Tempo di guardare avanti
Ma, nel contempo, grazie all’esame questi giovani sono obbligati a proiettarsi in avanti, a protendere lo sguardo perché si rendono conto che l’esistenza incalza e non possono più procrastinare alcune decisioni. Lo strappo che l’esame produce li porta a pensarsi in relazione al futuro, a prendere la propria vita tra le mani e a dirsi, con onestà, cosa vogliono davvero fare di se stessi. L’esame li spinge anche al punto paradossale di rendersi conto di non avere progetti, di non avere interessi, di non avere piani, costringendoli a confrontarsi con questo vuoto senza più alibi o giustificazioni. Alla domanda di rito che i presidenti di commissione pongono ad ogni candidato, sul finire del colloquio, relativa alle prospettive future, alcuni rispondono che fino a quel momento non avevano compreso davvero cosa volesse dire costruire un percorso e prendere una direzione. Non lo so, dicono, citando opzioni contraddittorio, come un periodo all’estero o l’entrata nel mondo del lavoro, come il prosieguo degli studi o un viaggio sulla Luna.
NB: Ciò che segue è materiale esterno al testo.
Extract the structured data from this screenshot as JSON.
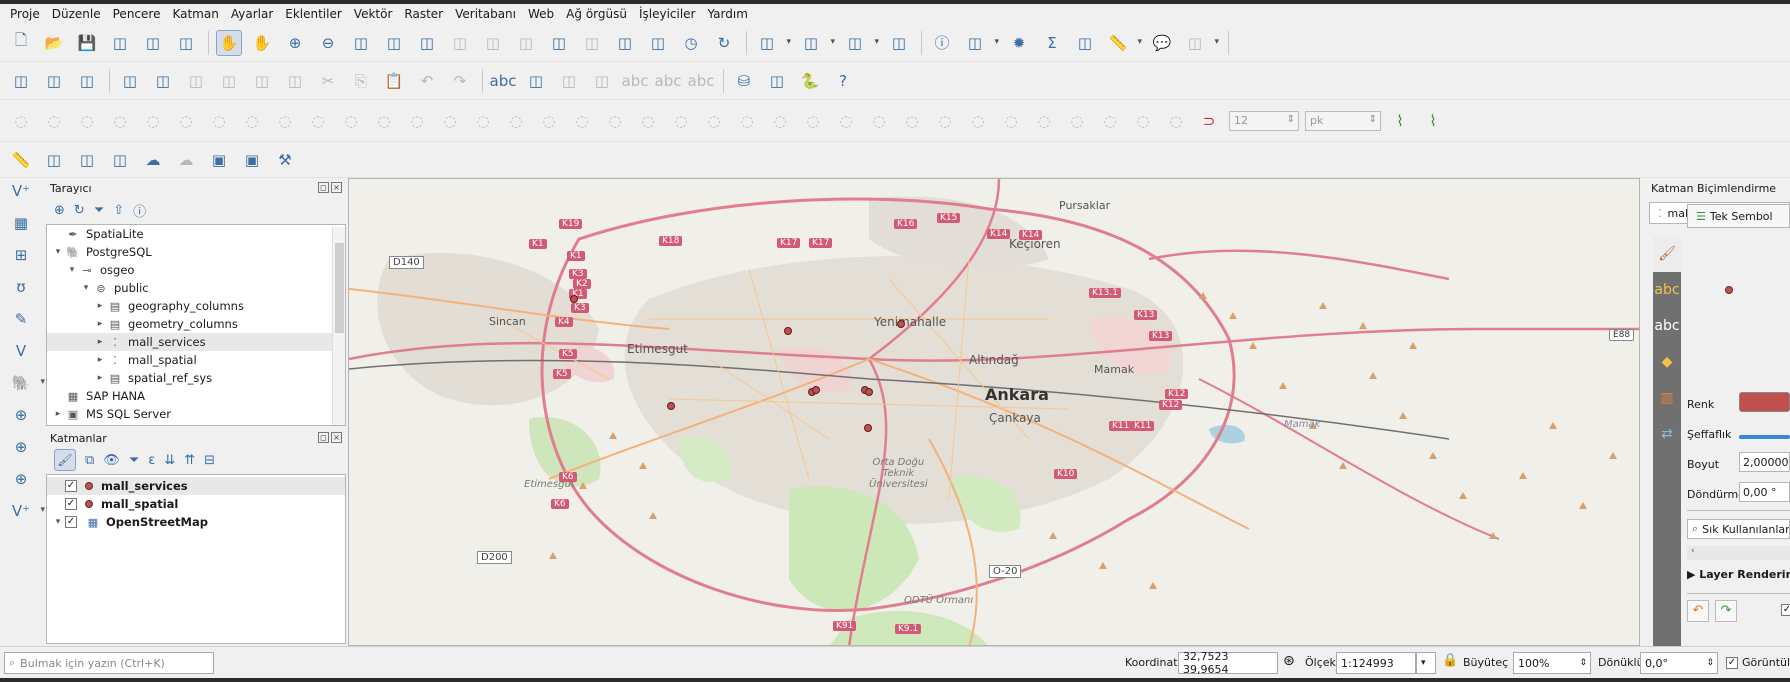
{
  "menu": [
    "Proje",
    "Düzenle",
    "Pencere",
    "Katman",
    "Ayarlar",
    "Eklentiler",
    "Vektör",
    "Raster",
    "Veritabanı",
    "Web",
    "Ağ örgüsü",
    "İşleyiciler",
    "Yardım"
  ],
  "toolbar_icons": {
    "row1": [
      "new-project-icon",
      "open-project-icon",
      "save-project-icon",
      "save-as-icon",
      "print-layout-icon",
      "style-manager-icon",
      "pan-icon",
      "pan-to-selection-icon",
      "zoom-in-icon",
      "zoom-out-icon",
      "zoom-full-icon",
      "zoom-to-selection-icon",
      "zoom-to-layer-icon",
      "zoom-native-icon",
      "zoom-last-icon",
      "zoom-next-icon",
      "new-map-view-icon",
      "new-3d-map-icon",
      "new-bookmark-icon",
      "show-bookmarks-icon",
      "temporal-controller-icon",
      "refresh-icon",
      "select-features-icon",
      "select-by-value-icon",
      "deselect-icon",
      "select-location-icon",
      "identify-icon",
      "attribute-table-icon",
      "settings-icon",
      "statistics-icon",
      "field-calculator-icon",
      "measure-icon",
      "map-tips-icon",
      "text-annotation-icon"
    ],
    "row2": [
      "data-source-manager-icon",
      "new-geopackage-icon",
      "new-shapefile-icon",
      "digitize-icon",
      "toggle-editing-icon",
      "save-edits-icon",
      "add-feature-icon",
      "vertex-tool-icon",
      "delete-icon",
      "cut-icon",
      "copy-icon",
      "paste-icon",
      "undo-icon",
      "redo-icon",
      "label-icon",
      "diagram-icon",
      "pin-label-icon",
      "show-hide-label-icon",
      "label-move-icon",
      "label-rotate-icon",
      "label-change-icon",
      "db-manager-icon",
      "qgis-browser-icon",
      "python-console-icon",
      "help-icon"
    ],
    "row3": [
      "snapping-icon",
      "snapping-type-icon",
      "tracing-icon",
      "self-snapping-icon"
    ],
    "row4": [
      "measure-line-icon",
      "select-poly-icon",
      "feature-form-icon",
      "add-layer-icon",
      "cloud-icon",
      "cloud-upload-icon",
      "box-icon",
      "box-green-icon",
      "hammer-icon"
    ]
  },
  "snap": {
    "tolerance": "12",
    "unit": "pk"
  },
  "browser": {
    "title": "Tarayıcı",
    "items": [
      {
        "label": "SpatiaLite",
        "indent": 0,
        "expanded": null,
        "icon": "feather-icon"
      },
      {
        "label": "PostgreSQL",
        "indent": 0,
        "expanded": true,
        "icon": "elephant-icon"
      },
      {
        "label": "osgeo",
        "indent": 1,
        "expanded": true,
        "icon": "connection-icon"
      },
      {
        "label": "public",
        "indent": 2,
        "expanded": true,
        "icon": "schema-icon"
      },
      {
        "label": "geography_columns",
        "indent": 3,
        "expanded": false,
        "icon": "table-icon"
      },
      {
        "label": "geometry_columns",
        "indent": 3,
        "expanded": false,
        "icon": "table-icon"
      },
      {
        "label": "mall_services",
        "indent": 3,
        "expanded": false,
        "icon": "point-layer-icon",
        "selected": true
      },
      {
        "label": "mall_spatial",
        "indent": 3,
        "expanded": false,
        "icon": "point-layer-icon"
      },
      {
        "label": "spatial_ref_sys",
        "indent": 3,
        "expanded": false,
        "icon": "table-icon"
      },
      {
        "label": "SAP HANA",
        "indent": 0,
        "expanded": null,
        "icon": "hana-icon"
      },
      {
        "label": "MS SQL Server",
        "indent": 0,
        "expanded": false,
        "icon": "mssql-icon"
      }
    ]
  },
  "layers": {
    "title": "Katmanlar",
    "items": [
      {
        "label": "mall_services",
        "type": "point",
        "checked": true,
        "selected": true
      },
      {
        "label": "mall_spatial",
        "type": "point",
        "checked": true
      },
      {
        "label": "OpenStreetMap",
        "type": "raster",
        "checked": true,
        "expanded": true
      }
    ]
  },
  "map": {
    "places": [
      "Pursaklar",
      "Keçiören",
      "Yenimahalle",
      "Sincan",
      "Etimesgut",
      "Altındağ",
      "Mamak",
      "Ankara",
      "Çankaya",
      "Orta Doğu\nTeknik\nÜniversitesi",
      "Etimesgut",
      "Mamak",
      "ODTÜ Ormanı"
    ],
    "roads": [
      "K19",
      "K1",
      "K1",
      "K3",
      "K2",
      "K1",
      "K3",
      "K4",
      "K5",
      "K5",
      "K18",
      "K17",
      "K17",
      "K16",
      "K15",
      "K14",
      "K14",
      "K13.1",
      "K13",
      "K13",
      "K12",
      "K12",
      "K11",
      "K11",
      "K10",
      "K6",
      "K6",
      "K91",
      "K9.1",
      "E88"
    ],
    "route_labels": [
      "D140",
      "D200",
      "O-20"
    ]
  },
  "styling": {
    "title": "Katman Biçimlendirme",
    "layer": "mall_services",
    "renderer": "Tek Sembol",
    "color_label": "Renk",
    "color": "#c0504d",
    "opacity_label": "Şeffaflık",
    "size_label": "Boyut",
    "size_value": "2,00000",
    "rotation_label": "Döndürme",
    "rotation_value": "0,00 °",
    "favorites": "Sık Kullanılanlar",
    "layer_rendering": "Layer Rendering"
  },
  "status": {
    "search_placeholder": "Bulmak için yazın (Ctrl+K)",
    "coord_label": "Koordinat",
    "coord_value": "32,7523 39,9654",
    "scale_label": "Ölçek",
    "scale_value": "1:124993",
    "magnifier_label": "Büyüteç",
    "magnifier_value": "100%",
    "rotation_label": "Dönüklük",
    "rotation_value": "0,0°",
    "render_label": "Görüntüle"
  }
}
Ma si tratta di un “non lo so” pronunciato con molta preoccupazione e serietà; ossia un “non lo so” quasi adulto, di chi sa che ora non si può più tergiversare e, dunque, diviene un “non lo so” molto bello ed importante per loro. L’esperienza dell’esame produce, dunque, un piccolo cortocircuito che impone di tagliare i contatti con l’infanzia e ad annodare quelli con la propria vita futura. Come docente, sinceramente, non mi interessa che venga promosso il 99 per cento dei candidati, perché chi conosce la scuola sa perfettamente che il valore dell’esame non sta in quella percentuale, ma sta nella sfida che ogni giovane deve affrontare e che, sostanzialmente, coincide con la sfida che comporta il diventare adulti e responsabili.